The Minack is a living theatre in every sense. Its dramatic setting and the remarkable woman who built it are equally inspiring.
Our world famous theatre is perched on the rugged cliffs of South-West Cornwall. We welcome over a quarter of a million people each year to enjoy the stunning ocean views and experience the magic of live performance in this iconic space.
Our story is also the life story of the Minack’s creator, Rowena Cade. Brought up in a genteel Edwardian family, she was inspired to transform a Cornish cliff-face into an open-air arena, much of it literally built with her own hands.
Each year, we stage over 200 live performances at the Minack, including plays, musicals, opera, music and children’s events. Tens of thousands of people come here to experience a show at the theatre under the stars and become a part of its extraordinary, on-going story.
An Extraordinary Story
Our theatre may look as if it’s been here forever, but it’s actually less than a hundred years old.
Minack means a rocky place, ‘meynek’ in Cornish. If you’d been here in 1931, standing where our stage is now, you’d have been clinging to a sloping cliff, knee deep in gorse, with a ninety-foot drop to the sea behind you. Back then the drama was made by nature alone.
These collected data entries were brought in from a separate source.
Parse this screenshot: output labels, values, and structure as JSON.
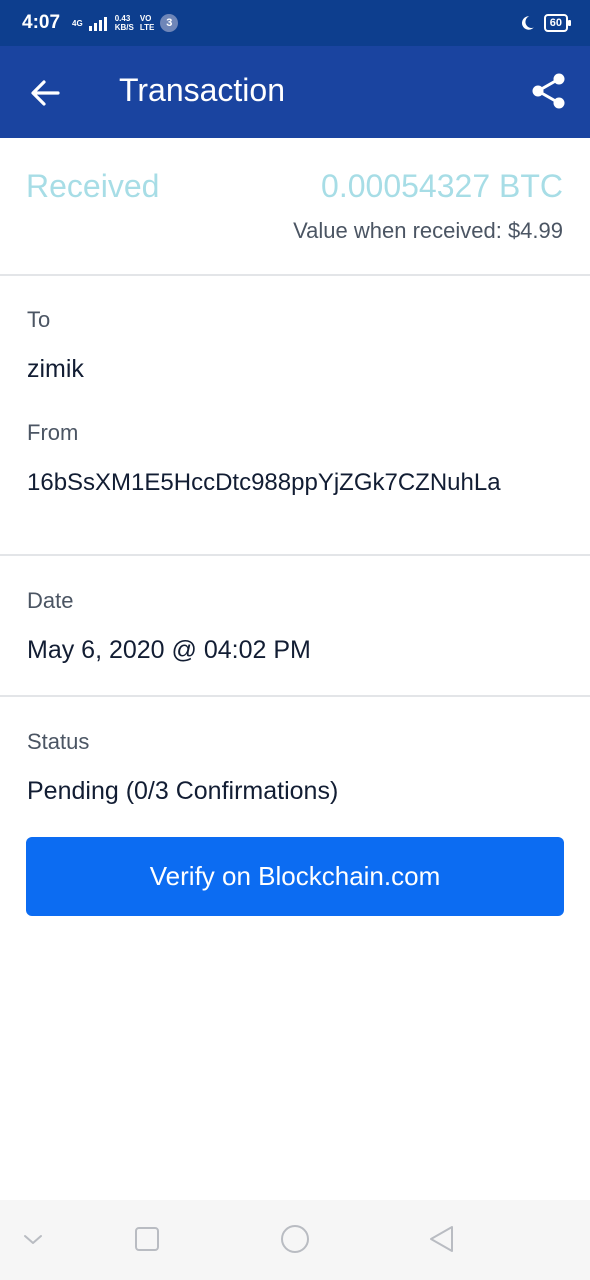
{
  "status_bar": {
    "time": "4:07",
    "network_type": "4G",
    "speed_value": "0.43",
    "speed_unit": "KB/S",
    "volte_top": "VO",
    "volte_bottom": "LTE",
    "notification_count": "3",
    "battery": "60"
  },
  "app_bar": {
    "title": "Transaction",
    "back_icon": "arrow-left-icon",
    "share_icon": "share-icon"
  },
  "summary": {
    "direction": "Received",
    "amount": "0.00054327 BTC",
    "value_text": "Value when received: $4.99"
  },
  "details": {
    "to_label": "To",
    "to_value": "zimik",
    "from_label": "From",
    "from_value": "16bSsXM1E5HccDtc988ppYjZGk7CZNuhLa",
    "date_label": "Date",
    "date_value": "May 6, 2020 @ 04:02 PM",
    "status_label": "Status",
    "status_value": "Pending (0/3 Confirmations)"
  },
  "actions": {
    "verify_label": "Verify on Blockchain.com"
  },
  "nav_bar": {
    "items": [
      "chevron-down-icon",
      "recents-square-icon",
      "home-circle-icon",
      "back-triangle-icon"
    ]
  },
  "colors": {
    "status_bar": "#0d3e8e",
    "app_bar": "#1a44a0",
    "received_accent": "#a7dde6",
    "button": "#0c6cf2"
  }
}
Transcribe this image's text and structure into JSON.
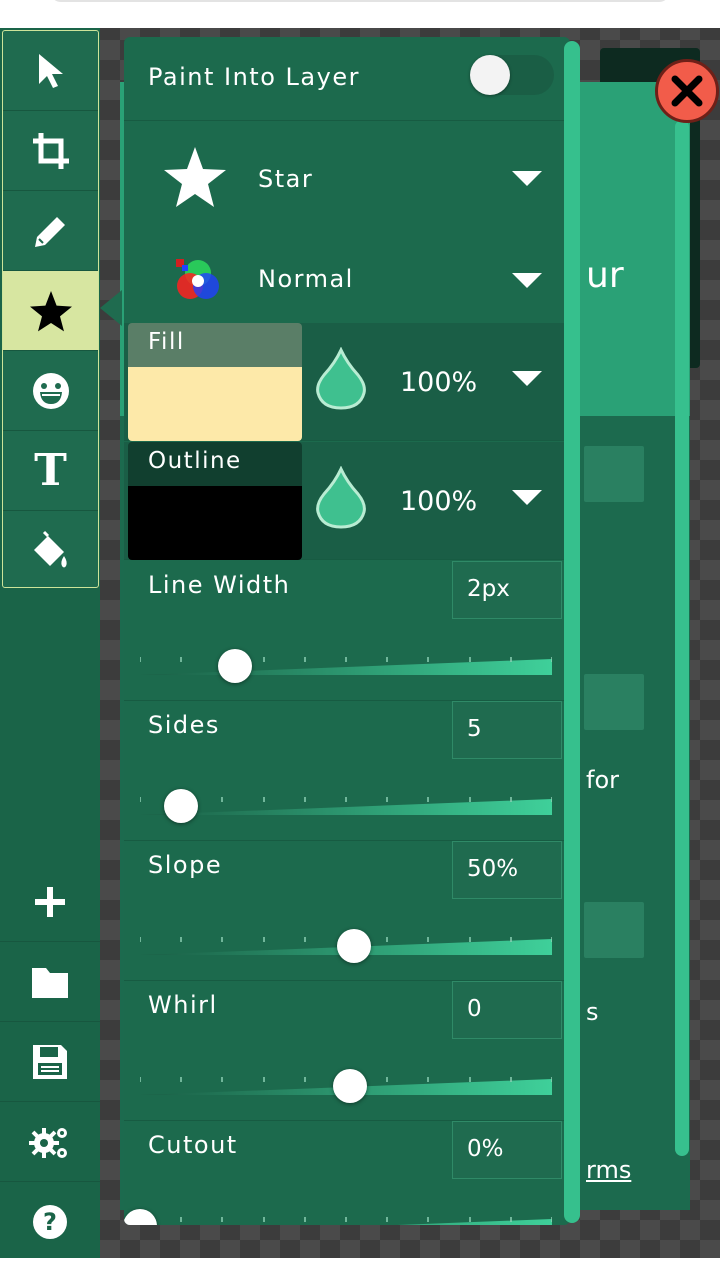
{
  "toolbar": {
    "tools": [
      {
        "icon": "select-arrow-icon"
      },
      {
        "icon": "crop-icon"
      },
      {
        "icon": "pencil-icon"
      },
      {
        "icon": "star-icon",
        "active": true
      },
      {
        "icon": "emoji-icon"
      },
      {
        "icon": "text-icon",
        "glyph": "T"
      },
      {
        "icon": "paint-bucket-icon"
      }
    ],
    "bottom": [
      {
        "icon": "add-icon"
      },
      {
        "icon": "folder-icon"
      },
      {
        "icon": "save-icon"
      },
      {
        "icon": "settings-icon"
      },
      {
        "icon": "help-icon",
        "glyph": "?"
      }
    ]
  },
  "panel": {
    "paint_into_layer": {
      "label": "Paint Into Layer",
      "enabled": false
    },
    "shape": {
      "label": "Star",
      "icon": "star-icon"
    },
    "blend_mode": {
      "label": "Normal",
      "icon": "color-blend-icon"
    },
    "fill": {
      "label": "Fill",
      "color": "#fde9a9",
      "opacity": "100%"
    },
    "outline": {
      "label": "Outline",
      "color": "#000000",
      "opacity": "100%"
    },
    "line_width": {
      "label": "Line Width",
      "value": "2px",
      "slider_fraction": 0.23
    },
    "sides": {
      "label": "Sides",
      "value": "5",
      "slider_fraction": 0.1
    },
    "slope": {
      "label": "Slope",
      "value": "50%",
      "slider_fraction": 0.52
    },
    "whirl": {
      "label": "Whirl",
      "value": "0",
      "slider_fraction": 0.51
    },
    "cutout": {
      "label": "Cutout",
      "value": "0%",
      "slider_fraction": 0.0
    }
  },
  "background_dialog": {
    "fragments": [
      "ur",
      "for",
      "s",
      "rms"
    ]
  },
  "colors": {
    "accent": "#36c08d",
    "panel": "#1c6a4d",
    "active_tool": "#d7e6a1",
    "close": "#f25c4a"
  }
}
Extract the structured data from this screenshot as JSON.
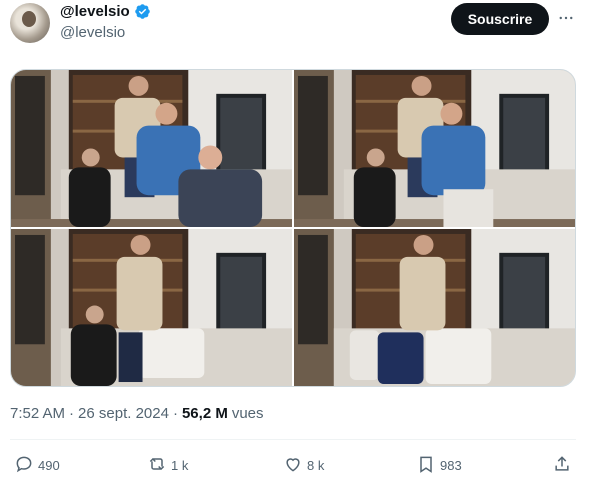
{
  "author": {
    "display_name": "@levelsio",
    "handle": "@levelsio",
    "verified_icon": "verified-badge-icon"
  },
  "follow_button": {
    "label": "Souscrire"
  },
  "more_menu": {
    "icon": "more-horizontal-icon"
  },
  "media": {
    "photos": [
      {
        "alt": "photo-1"
      },
      {
        "alt": "photo-2"
      },
      {
        "alt": "photo-3"
      },
      {
        "alt": "photo-4"
      }
    ]
  },
  "meta": {
    "time": "7:52 AM",
    "separator1": "·",
    "date": "26 sept. 2024",
    "separator2": "·",
    "views_count": "56,2 M",
    "views_label": "vues"
  },
  "actions": {
    "reply": {
      "icon": "reply-icon",
      "count": "490"
    },
    "repost": {
      "icon": "repost-icon",
      "count": "1 k"
    },
    "like": {
      "icon": "heart-icon",
      "count": "8 k"
    },
    "bookmark": {
      "icon": "bookmark-icon",
      "count": "983"
    },
    "share": {
      "icon": "share-icon"
    }
  },
  "colors": {
    "text_primary": "#0f1419",
    "text_secondary": "#536471",
    "verified_blue": "#1d9bf0"
  }
}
"The planted cliffs at Minack look wonderful all year; in winter aloes produce pokers of flower, while in May carpeting succulents bear sheets of dazzling daisy blooms. Agaves jostle with aeoniums, pink lampranthus and blue agapanthus in late summer." (Stephen Anderton, RHS: The Garden, 2013)
The story of how this rocky gully evolved into a world-famous theatre is a tale of vision, dedication and the sheer hard graft of an extraordinary woman, Rowena Cade. You’ll find more about her amazing story in the Exhibition Centre at the theatre.